Bitcoin vs. Blockchain: Making the Distinction Clear
A key point in Hilbay’s argument is that not all blockchains are equal—and most, in his view, fail to replicate the core strengths of Bitcoin’s network.
“The Bitcoin blockchain (more specifically, timechain), for instance, is unique because of its design and purpose,” he explains. It’s built on a “proof of work” consensus mechanism, which makes the system extremely energy-intensive, but also, in his words, the source of its “censorship-resistance from any potential attacks, even those by nation-states."T
his matters because Bitcoin, for Hilbay, embodies the ethos of decentralization, trust minimization, and citizen empowerment. He contrasts this with the bill’s model, which he describes as “a fancy word for a database that can function as a ledger”—but one still controlled by centralized actors.
Cost and Complexity: More Questions Than Answers
Hilbay also points to the bill’s proposed ₱500 million budget allocation as an unnecessary and questionable expense.
“This project will also be expensive,” he notes, especially given that “we can proceed with something simpler, more understandable, and less expensive."
His alternative? A public-access framework grounded not in technological mandates, but in accessibility, redundancy, and journalistic engagement.
- A “National Budget in Action” website with clear and navigable access to documents
- Redundant hosting via NGOs and citizen groups
- Incentivized data transparency for journalists and watchdogs
“We don’t need a law for this,” he says, noting that Congress and the DBM can already implement these measures without waiting for a full-blown blockchain law, or even an FOI law.

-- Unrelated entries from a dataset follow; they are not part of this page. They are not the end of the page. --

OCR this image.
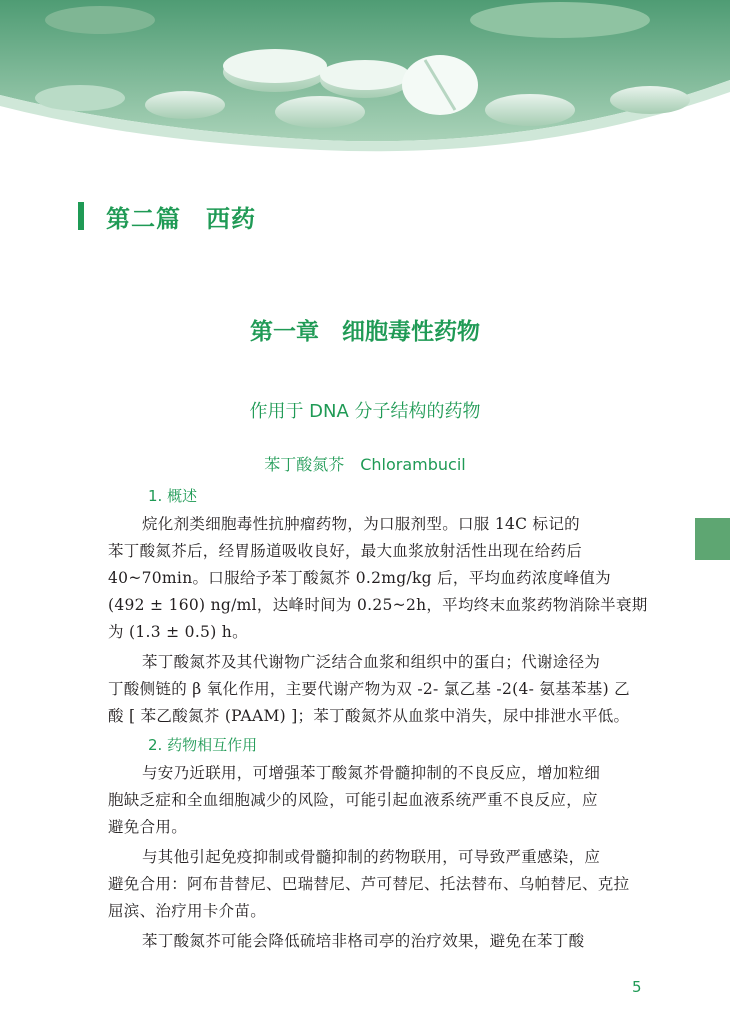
第二篇　西药
第一章　细胞毒性药物
作用于 DNA 分子结构的药物
苯丁酸氮芥　Chlorambucil
1. 概述
烷化剂类细胞毒性抗肿瘤药物，为口服剂型。口服 14C 标记的
苯丁酸氮芥后，经胃肠道吸收良好，最大血浆放射活性出现在给药后
40~70min。口服给予苯丁酸氮芥 0.2mg/kg 后，平均血药浓度峰值为
(492 ± 160) ng/ml，达峰时间为 0.25~2h，平均终末血浆药物消除半衰期
为 (1.3 ± 0.5) h。
苯丁酸氮芥及其代谢物广泛结合血浆和组织中的蛋白；代谢途径为
丁酸侧链的 β 氧化作用，主要代谢产物为双 -2- 氯乙基 -2(4- 氨基苯基) 乙
酸 [ 苯乙酸氮芥 (PAAM) ]；苯丁酸氮芥从血浆中消失，尿中排泄水平低。
2. 药物相互作用
与安乃近联用，可增强苯丁酸氮芥骨髓抑制的不良反应，增加粒细
胞缺乏症和全血细胞减少的风险，可能引起血液系统严重不良反应，应
避免合用。
与其他引起免疫抑制或骨髓抑制的药物联用，可导致严重感染，应
避免合用：阿布昔替尼、巴瑞替尼、芦可替尼、托法替布、乌帕替尼、克拉
屈滨、治疗用卡介苗。
苯丁酸氮芥可能会降低硫培非格司亭的治疗效果，避免在苯丁酸
5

Rebalancing Power: Why Verification Beats Blind Trust
In a follow-up post, Hilbay reflects on the deeper issue driving blockchain enthusiasm: the erosion of trust in traditional intermediaries like governments, media, and institutions."
What happens when trusted intermediaries fail or breach this trust?” he asks. He explains the philosophical promise of blockchain as part of a broader push toward decentralization: systems that “provide individuals with tools that minimize reliance on trusted intermediaries."

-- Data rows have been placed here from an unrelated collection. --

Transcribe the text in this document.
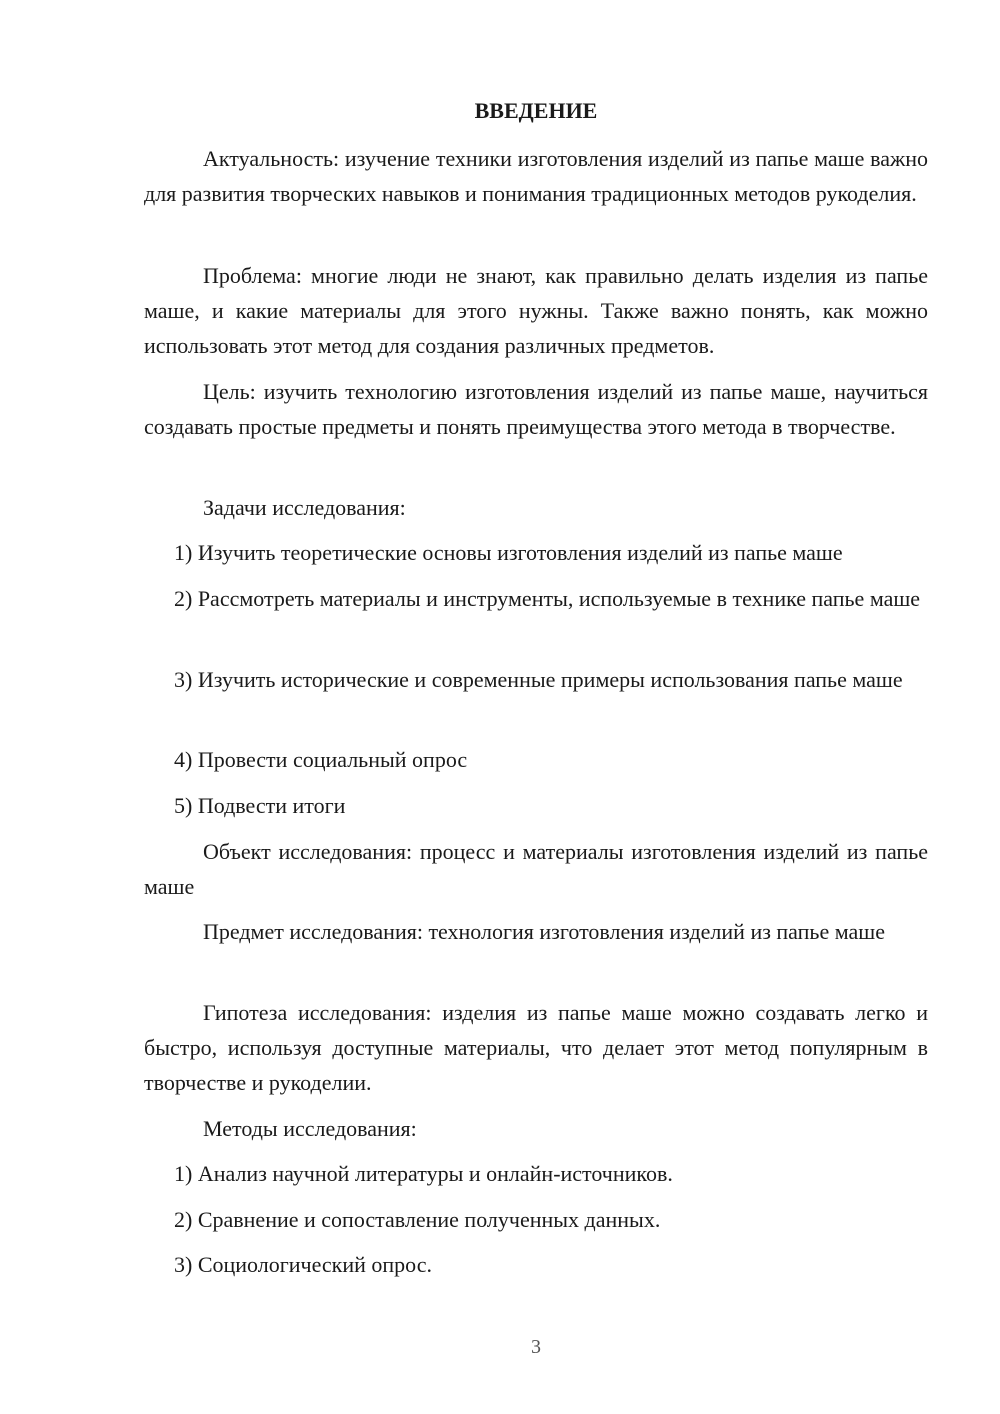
ВВЕДЕНИЕ

Актуальность: изучение техники изготовления изделий из папье маше важно для развития творческих навыков и понимания традиционных методов рукоделия.

Проблема: многие люди не знают, как правильно делать изделия из папье маше, и какие материалы для этого нужны. Также важно понять, как можно использовать этот метод для создания различных предметов.

Цель: изучить технологию изготовления изделий из папье маше, научиться создавать простые предметы и понять преимущества этого метода в творчестве.

Задачи исследования:

1) Изучить теоретические основы изготовления изделий из папье маше

2) Рассмотреть материалы и инструменты, используемые в технике папье маше

3) Изучить исторические и современные примеры использования папье маше

4) Провести социальный опрос

5) Подвести итоги

Объект исследования: процесс и материалы изготовления изделий из папье маше

Предмет исследования: технология изготовления изделий из папье маше

Гипотеза исследования: изделия из папье маше можно создавать легко и быстро, используя доступные материалы, что делает этот метод популярным в творчестве и рукоделии.

Методы исследования:

1) Анализ научной литературы и онлайн-источников.

2) Сравнение и сопоставление полученных данных.

3) Социологический опрос.

3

That ethos—“Don’t trust; verify”—becomes the backbone of Hilbay’s critique. He is not rejecting the push for transparency, but cautioning against misplacing faith in technology when institutional design, public access, and empowered citizenship can do the job more effectively, and affordably.

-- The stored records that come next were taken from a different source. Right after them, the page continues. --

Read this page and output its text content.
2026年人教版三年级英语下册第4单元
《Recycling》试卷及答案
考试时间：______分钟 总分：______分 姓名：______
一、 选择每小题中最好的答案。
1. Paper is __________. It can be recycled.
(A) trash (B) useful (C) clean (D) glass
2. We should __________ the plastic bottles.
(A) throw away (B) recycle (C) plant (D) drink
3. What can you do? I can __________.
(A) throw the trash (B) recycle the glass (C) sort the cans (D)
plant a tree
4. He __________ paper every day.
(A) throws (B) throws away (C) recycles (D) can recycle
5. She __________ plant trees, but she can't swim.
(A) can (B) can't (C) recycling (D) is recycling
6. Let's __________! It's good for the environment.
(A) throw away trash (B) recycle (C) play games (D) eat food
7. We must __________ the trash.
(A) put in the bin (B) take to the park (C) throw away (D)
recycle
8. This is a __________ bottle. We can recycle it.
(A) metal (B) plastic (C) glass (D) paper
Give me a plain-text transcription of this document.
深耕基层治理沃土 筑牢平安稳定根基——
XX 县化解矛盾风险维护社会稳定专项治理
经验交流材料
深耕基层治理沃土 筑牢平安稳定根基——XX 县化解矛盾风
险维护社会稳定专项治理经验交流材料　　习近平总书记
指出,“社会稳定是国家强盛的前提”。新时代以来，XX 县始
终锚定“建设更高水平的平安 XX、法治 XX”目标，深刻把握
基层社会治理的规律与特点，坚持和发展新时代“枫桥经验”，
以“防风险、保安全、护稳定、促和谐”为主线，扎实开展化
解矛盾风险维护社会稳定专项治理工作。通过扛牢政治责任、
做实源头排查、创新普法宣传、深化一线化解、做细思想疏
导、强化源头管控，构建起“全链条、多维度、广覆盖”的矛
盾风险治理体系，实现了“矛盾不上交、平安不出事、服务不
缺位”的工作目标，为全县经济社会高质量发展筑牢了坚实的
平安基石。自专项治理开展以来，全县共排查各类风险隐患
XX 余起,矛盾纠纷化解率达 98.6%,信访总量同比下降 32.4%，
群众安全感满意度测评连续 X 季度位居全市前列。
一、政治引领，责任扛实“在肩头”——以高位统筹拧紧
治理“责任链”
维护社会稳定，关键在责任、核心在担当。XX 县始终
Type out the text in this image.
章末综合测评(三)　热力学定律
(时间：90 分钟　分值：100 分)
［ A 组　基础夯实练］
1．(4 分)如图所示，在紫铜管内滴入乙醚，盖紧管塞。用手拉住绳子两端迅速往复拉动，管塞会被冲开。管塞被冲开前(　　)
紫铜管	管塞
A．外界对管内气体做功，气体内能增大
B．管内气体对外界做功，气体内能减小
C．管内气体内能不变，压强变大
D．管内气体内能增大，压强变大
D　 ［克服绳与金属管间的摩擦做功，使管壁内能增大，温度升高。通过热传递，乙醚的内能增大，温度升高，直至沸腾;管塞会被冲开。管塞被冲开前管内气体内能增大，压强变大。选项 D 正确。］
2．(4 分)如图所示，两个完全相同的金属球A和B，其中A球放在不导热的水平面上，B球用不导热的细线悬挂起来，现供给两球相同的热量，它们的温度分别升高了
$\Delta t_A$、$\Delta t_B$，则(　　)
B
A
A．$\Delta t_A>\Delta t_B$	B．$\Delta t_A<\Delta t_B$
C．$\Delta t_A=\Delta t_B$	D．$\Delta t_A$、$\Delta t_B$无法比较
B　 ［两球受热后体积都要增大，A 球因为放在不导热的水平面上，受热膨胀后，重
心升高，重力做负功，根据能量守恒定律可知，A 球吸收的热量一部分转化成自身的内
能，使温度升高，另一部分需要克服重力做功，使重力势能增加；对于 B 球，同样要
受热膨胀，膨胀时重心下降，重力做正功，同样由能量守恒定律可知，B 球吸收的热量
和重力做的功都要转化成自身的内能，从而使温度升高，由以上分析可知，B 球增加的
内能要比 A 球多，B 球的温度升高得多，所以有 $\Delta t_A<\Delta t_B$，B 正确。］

Hilbay’s contributions don’t try to dominate the legislative debate, but they raise sharp questions at a time when terms like “blockchain” risk becoming political shorthand for reform. Whether or not Senate Bill 1330 advances, his call remains pointed: transparency isn’t a function of code or consensus protocols; it’s a matter of political design, public access, and meaningful oversight.